As regards their effects, a condition may be either suspensive or resolutory. A suspensive


condition may be defined as a condition upon the fulfillment of which successional rights arising
from an institution of heir or from a devise or legacy are acquired. A resolutory condition, on the
other hand, may be defined as a condition upon the fulfillment of which rights already acquired by
virtue of an institution of heir or of a devise or legacy are extinguished or lost.

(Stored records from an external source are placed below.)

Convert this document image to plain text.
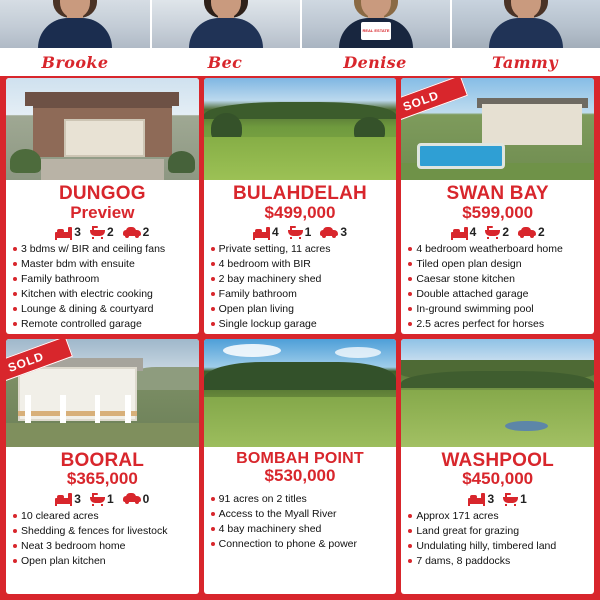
REAL ESTATE
Brooke	Bec	Denise	Tammy
DUNGOG
Preview
3 2 2
3 bdms w/ BIR and ceiling fans
Master bdm with ensuite
Family bathroom
Kitchen with electric cooking
Lounge & dining & courtyard
Remote controlled garage
BULAHDELAH
$499,000
4 1 3
Private setting, 11 acres
4 bedroom with BIR
2 bay machinery shed
Family bathroom
Open plan living
Single lockup garage
SOLD
SWAN BAY
$599,000
4 2 2
4 bedroom weatherboard home
Tiled open plan design
Caesar stone kitchen
Double attached garage
In-ground swimming pool
2.5 acres perfect for horses
SOLD
BOORAL
$365,000
3 1 0
10 cleared acres
Shedding & fences for livestock
Neat 3 bedroom home
Open plan kitchen
BOMBAH POINT
$530,000
91 acres on 2 titles
Access to the Myall River
4 bay machinery shed
Connection to phone & power
WASHPOOL
$450,000
3 1
Approx 171 acres
Land great for grazing
Undulating hilly, timbered land
7 dams, 8 paddocks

A mode may be defined as the statement of the object of the institution, or the application
of the property left by the testator, or the charge imposed by him. Consequently, if the testator
attaches to an institution of heir, or to a devise or legacy a statement of (1) the object of the
institution of heir or of the devise or legacy, or (2) the application of the inheritance, devise or
legacy, or a charge upon the heir, devisee or legatee, the institution or the devise or legacy is modal,
not conditional, in character.

The provision of Art. 883 as arranged is defective. Apparently, the first paragraph is
applicable only to instituciones sub modo, while the second paragraph is applicable only to
conditional testamentary dispositions. It is, however, submitted that both paragraphs are applicable
whether the institution of heirs, devise or legacy is modal or conditional in character.
Testamentary dispositions with a term or period are those demandability or extinguishment
are subject to the expiration of a term or period. Consequently, a term or period, as applied to
testamentary dis-positions, may be defined as an interval of time, which, exerting an influence
upon a testamentary disposition as a consequence of a juridical act, either suspends its
demandability or produces its extinguishment.